Zara tidak peduli dengan tatapan mengintimidasi teman sekelasnya. Memang Zara terbilang cukup pendiam dan tidak terlihat berbaur dengan teman di kelasnya kecuali Ryan, Dewa, dan beberapa anak yang setipe dengannya.

Zara seringkali tidak mengerti apa yang mereka bicarakan apalagi kalau sudah membahas apa yang mereka sebut cogan sekolah sebelah.

Bagi Zara, laki-laki yang dekat dengannya hanya Ryan dan Dewa. Dan orang yang ia suka hanya keduanya, bukankah mereka sahabat kecil Zara?

"Tapi gue gak mau ihhh." Zara menggerutu lagi dan lagi. Kali ini mendapat persetujuan dari Dewa.

"Gue suka bingung duduk dimana kalo diacak-acak, ribet." Ya, begitu komentar Dewa yang membuat Zara merasa seperti mendapat harapan tak jadi.

Zara pikir Dewa masih ingin duduk di sampingnya. Ah itu khayalan macam apa?

"Gue maunya duduk sama Dewa!" protes Zara sangat jelas.

"Dih, lo kan cuma mau nyontek prnya dia aja kan? Ngaku lo." Ryan menyentuh kening Zara dengan telunjuknya.

Zara mencebik, menyingkirkan jari telunjuk Ryan. "Gue gak pernah nyontek ihhhh," gerutu Zara.

Di sisi lain Dewa benar-benar ingin segera lenyap melihat kedekatan keduanya. Jujur saja sejak dulu dirinya tidak pernah sesantai itu bicara dengan Zara.

"Ah gak usah kasih tau alesan lo mau duduk sama Dewa. Gue muak dengernya." Entah mengapa Ryan begitu saja mengucapkan kalimat itu.

Zara terkesiap beberapa saat mendengar penuturan Ryan. Ada banyak perasaan bersalah menggerogoti hatinya. Apakah perasaannya yang masih tersimpan sejak lama itu malah menyakiti sahabat kecilnya?

Atau seharusnya Zara melupakan semuanya? Karena sedikit harapan bahwa Dewa masih menyimpan perasaan untuknya saja seakan benar-benar tidak ada. Apakah waktu yang berlalu sebelumnya membuat keadaan benar-benar berubah?

Bolehkah ia berharap bahwa semua yang ia jalani saat ini hanyalah mimpi buruk semata? Kalau iya, bolehkah ia bangun dan melanjutkan kehidupannya yang nyata? Tapi apakah mimpi itu akan nyata jika bertahan?

Tidak, lebih tepatnya, apakah kini ia hidup dalam mimpi-mimpi?

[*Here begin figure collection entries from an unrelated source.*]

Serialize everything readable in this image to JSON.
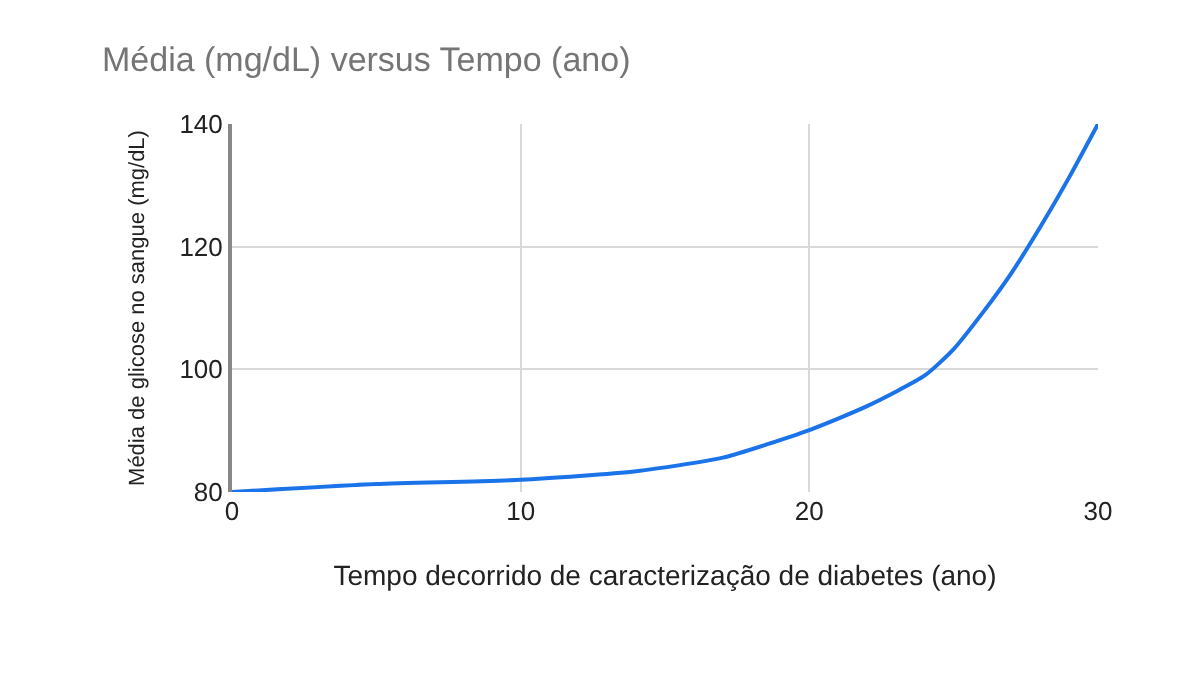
{
  "chart_data": {
    "type": "line",
    "title": "Média (mg/dL) versus Tempo (ano)",
    "xlabel": "Tempo decorrido de caracterização de diabetes (ano)",
    "ylabel": "Média de glicose no sangue (mg/dL)",
    "x": [
      0,
      5,
      10,
      14,
      17,
      20,
      22,
      24,
      25,
      26,
      27,
      28,
      29,
      30
    ],
    "series": [
      {
        "color": "#1a73e8",
        "values": [
          80,
          81.3,
          82,
          83.4,
          85.6,
          90.1,
          94,
          99,
          103.3,
          109.2,
          115.7,
          123.2,
          131.3,
          140
        ]
      }
    ],
    "xlim": [
      0,
      30
    ],
    "xticks": [
      0,
      10,
      20,
      30
    ],
    "ylim": [
      80,
      140
    ],
    "yticks": [
      80,
      100,
      120,
      140
    ],
    "grid": true,
    "legend": false,
    "marker": "none",
    "line_style": "solid"
  }
}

Ya, mereka berharap ini hanya mimpi. Mereka ingin mimpi ini bertahan namun ingin segera terbangun ketika justru itu yang membuatnya hancur.

"Gue gak butuh mendengar pernyataan perasaan lo kagi Ra, karena itu menyakitkan."

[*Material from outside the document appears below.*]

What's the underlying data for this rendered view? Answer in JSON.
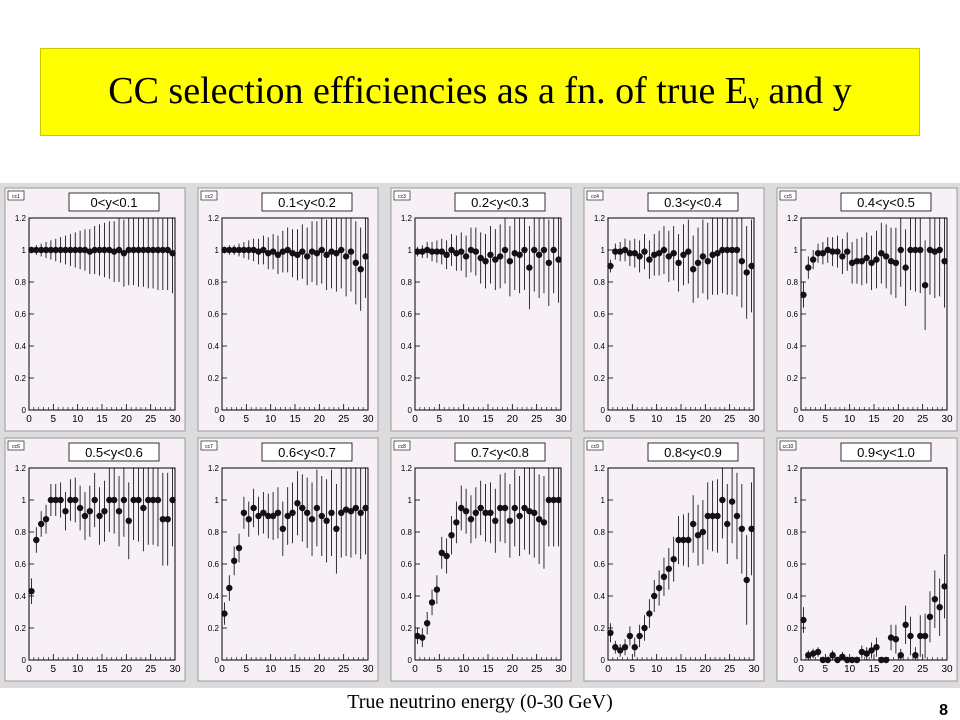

"Harusnya gue bisa lupain perasaan gue buat dia, kaya yang dia lakuin saat ini. Mungkin gue gak akan menyakiti perasaan Ryan, dia terlalu baik untuk itu."

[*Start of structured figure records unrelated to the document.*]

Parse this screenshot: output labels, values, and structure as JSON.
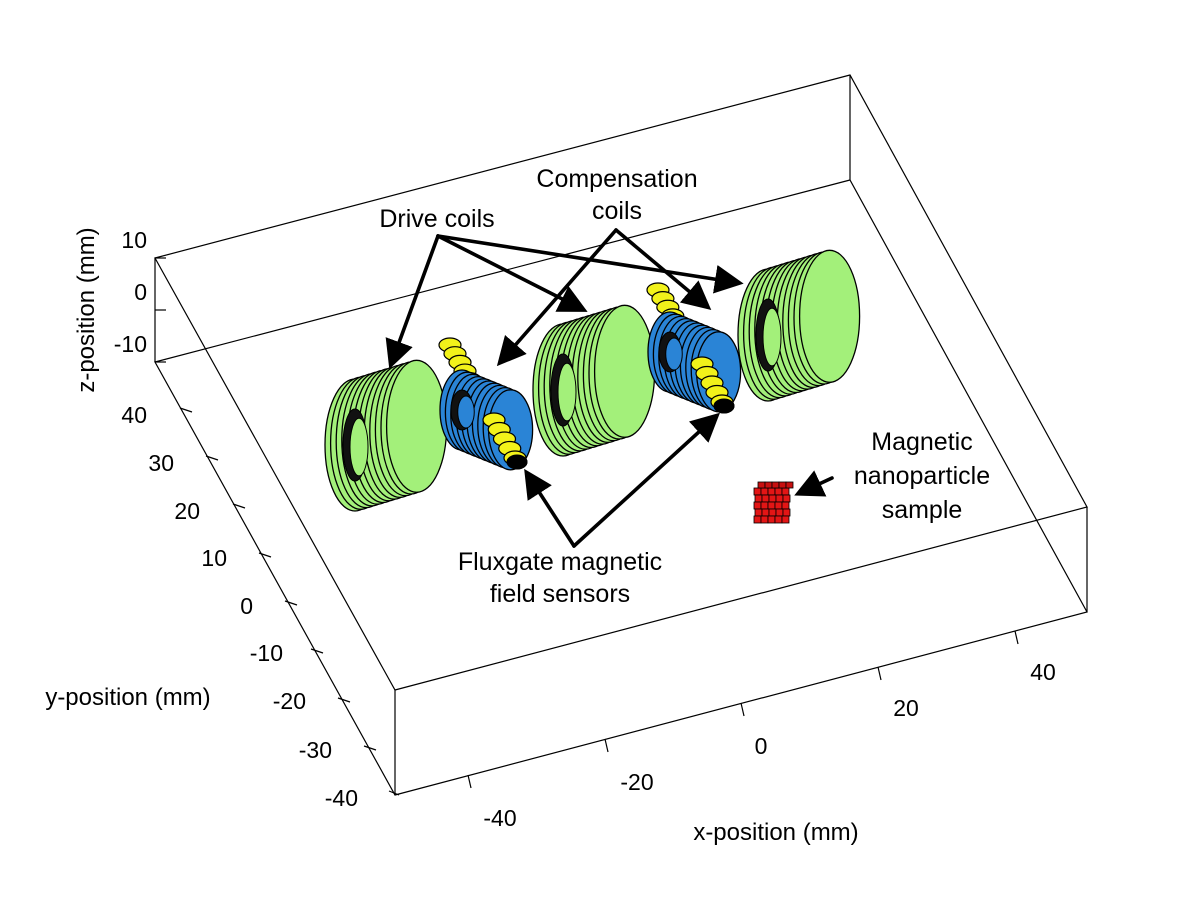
{
  "chart_data": {
    "type": "diagram",
    "xlabel": "x-position (mm)",
    "ylabel": "y-position (mm)",
    "zlabel": "z-position (mm)",
    "x_ticks": [
      "-40",
      "-20",
      "0",
      "20",
      "40"
    ],
    "y_ticks": [
      "40",
      "30",
      "20",
      "10",
      "0",
      "-10",
      "-20",
      "-30",
      "-40"
    ],
    "z_ticks": [
      "10",
      "0",
      "-10"
    ]
  },
  "annotations": {
    "drive_coils": "Drive coils",
    "compensation_line1": "Compensation",
    "compensation_line2": "coils",
    "fluxgate_line1": "Fluxgate magnetic",
    "fluxgate_line2": "field sensors",
    "sample_line1": "Magnetic",
    "sample_line2": "nanoparticle",
    "sample_line3": "sample"
  },
  "colors": {
    "drive_coil": "#a3f07a",
    "compensation_coil": "#2a84d6",
    "sensor": "#f2f21a",
    "sample": "#e31515",
    "box": "#000000"
  }
}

"Mungkin emang gak akan ada harapan buat gue untuk kembali. Gue... apa pantes meminta hatinya ketika dulu justru gue yang menghancurkan hatinya?"

Mereka ingin terbangun, dan berlari. Namun mereka takut, ketika terbangun, semuanya justru akan hilang dan lebih menyakitkan.

Sayangnya hidup ini bukan permainan. Tidak ada kata pause dan redo dalan kamus hidup. Tidak ada mengulang ketika nyawa terancam dan memikirkan strategi yang lebih baik agar tidak saling menyakiti.

Bertahan itu mudah. Berlaku jujur dengan perasaan sendiri justru yang membuat frustasi.

Sang semesta ingin bermimpi indah. Namun bintang kecilnya, langit malam yang kelam, dan bulan yang mulai meredup saling mengkhianati.